In general, the **only** time when extending the `node` is acceptable is when
you are simply making a convenience function around using the node object. So,
for example, instead of making people do `node['platform_family'] = 'debian'`,
there's a `node.debian?`. This is simply syntactic sugar on top of data
entirely in the node.

In all other cases, one should simply have the `node` be an argument passed on,
so as to not pollute the node namespace. For example, a method that looks at
the node attributes, but also does a variety of other logic, should be in a
cookbook class and take the node as an argument (per standard programming
paradigms about clear dependencies).

### Methods in recipes

Sometimes it is convenient to put a method directly in a recipe. It is strongly
preferred to put these methods in the cookbook class, however there are some
cases where methods directly in recipes make sense.

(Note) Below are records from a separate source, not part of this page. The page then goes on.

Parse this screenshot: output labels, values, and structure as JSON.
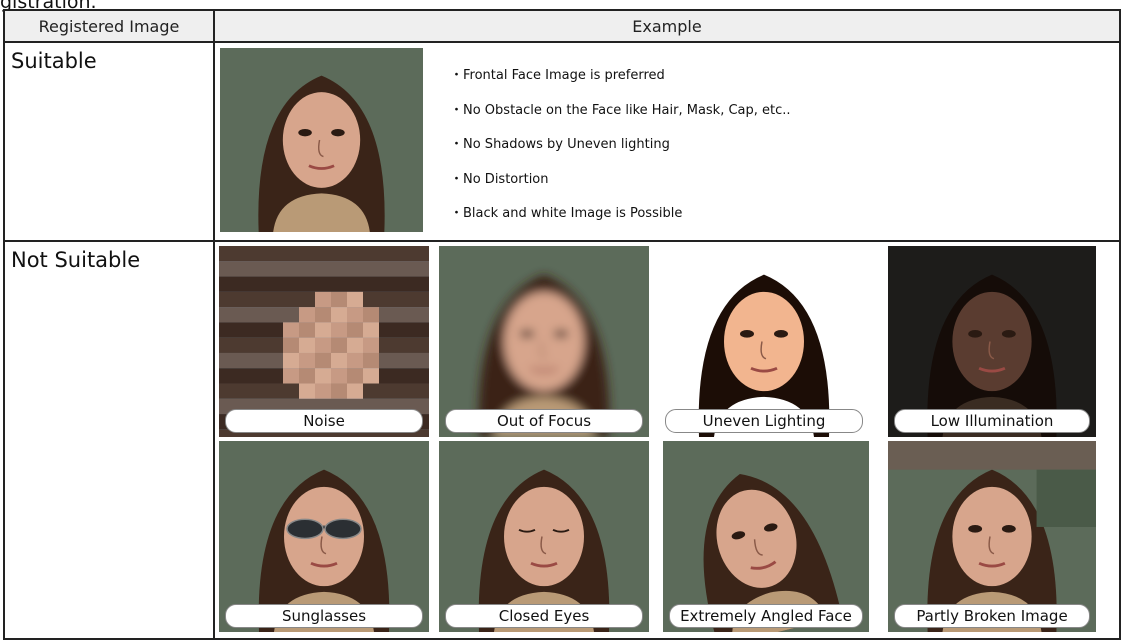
{
  "cut_text": "gistration.",
  "table": {
    "headers": [
      "Registered Image",
      "Example"
    ],
    "suitable": {
      "label": "Suitable",
      "bullets": [
        "・Frontal Face Image is preferred",
        "・No Obstacle on the Face like Hair, Mask, Cap, etc..",
        "・No Shadows by Uneven lighting",
        "・No Distortion",
        "・Black and white Image is Possible"
      ]
    },
    "not_suitable": {
      "label": "Not Suitable",
      "examples": [
        {
          "caption": "Noise",
          "effect": "pixelated"
        },
        {
          "caption": "Out of Focus",
          "effect": "blur"
        },
        {
          "caption": "Uneven Lighting",
          "effect": "overexposed"
        },
        {
          "caption": "Low Illumination",
          "effect": "dark"
        },
        {
          "caption": "Sunglasses",
          "effect": "sunglasses"
        },
        {
          "caption": "Closed Eyes",
          "effect": "closed-eyes"
        },
        {
          "caption": "Extremely Angled Face",
          "effect": "angled"
        },
        {
          "caption": "Partly Broken Image",
          "effect": "broken"
        }
      ]
    }
  },
  "colors": {
    "border": "#222222",
    "header_bg": "#efefef",
    "hair": "#3a2418",
    "skin": "#d7a58c",
    "scarf": "#b99a76",
    "background": "#5c6b5a"
  }
}
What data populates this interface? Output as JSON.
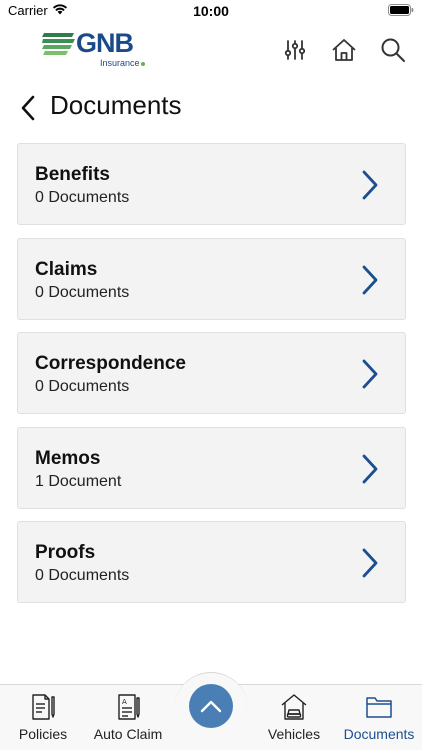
{
  "status": {
    "carrier": "Carrier",
    "time": "10:00"
  },
  "header": {
    "logo_text": "GNB",
    "logo_sub": "Insurance",
    "brand_color": "#1a4a8a"
  },
  "page": {
    "title": "Documents"
  },
  "documents": [
    {
      "name": "Benefits",
      "count": "0 Documents"
    },
    {
      "name": "Claims",
      "count": "0 Documents"
    },
    {
      "name": "Correspondence",
      "count": "0 Documents"
    },
    {
      "name": "Memos",
      "count": "1 Document"
    },
    {
      "name": "Proofs",
      "count": "0 Documents"
    }
  ],
  "tabs": [
    {
      "label": "Policies",
      "icon": "policies-icon",
      "active": false
    },
    {
      "label": "Auto Claim",
      "icon": "auto-claim-icon",
      "active": false
    },
    {
      "label": "Vehicles",
      "icon": "vehicles-icon",
      "active": false
    },
    {
      "label": "Documents",
      "icon": "folder-icon",
      "active": true
    }
  ],
  "colors": {
    "accent": "#1b4f8f",
    "center_button": "#4a7fb5",
    "card_bg": "#f3f3f4"
  }
}
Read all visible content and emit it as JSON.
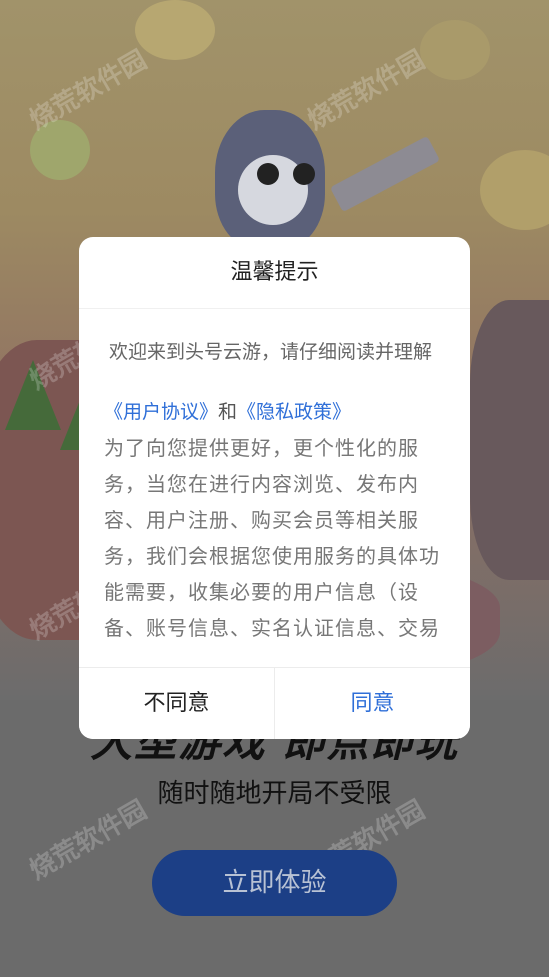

The primary example is a
small method which creates a resource based on some input to make a set of
loops more readable.

### Methods in templates

Methods should not be put into templates. In general, as little logic as
possible should be in templates. In general the easiest way to do this is to
put the complex logic into methods in your cookbook class and call them from
the templates.

### Err on the side of fail

Chef is an ordered system and thus is designed to fail a run if a resource
cannot be converged. The reason for this is that if one step in an ordered
list cannot be completed, it's likely not safe to do at least some of the
following steps. For example, if you were not able to write the correct
configuration for a service, then starting it may open up a security
vulnerability.

Likewise, the Facebook cookbooks will err on the side of failing if something
seems wrong. This is both in line with the Chef philosophy we just outlined,
but also because this model assumes that code is being tested on real systems
before being released using something like [taste-tester](https://github.com/facebook/taste-tester/) and that monitoring is
in place to know if your machines are successfully running Chef.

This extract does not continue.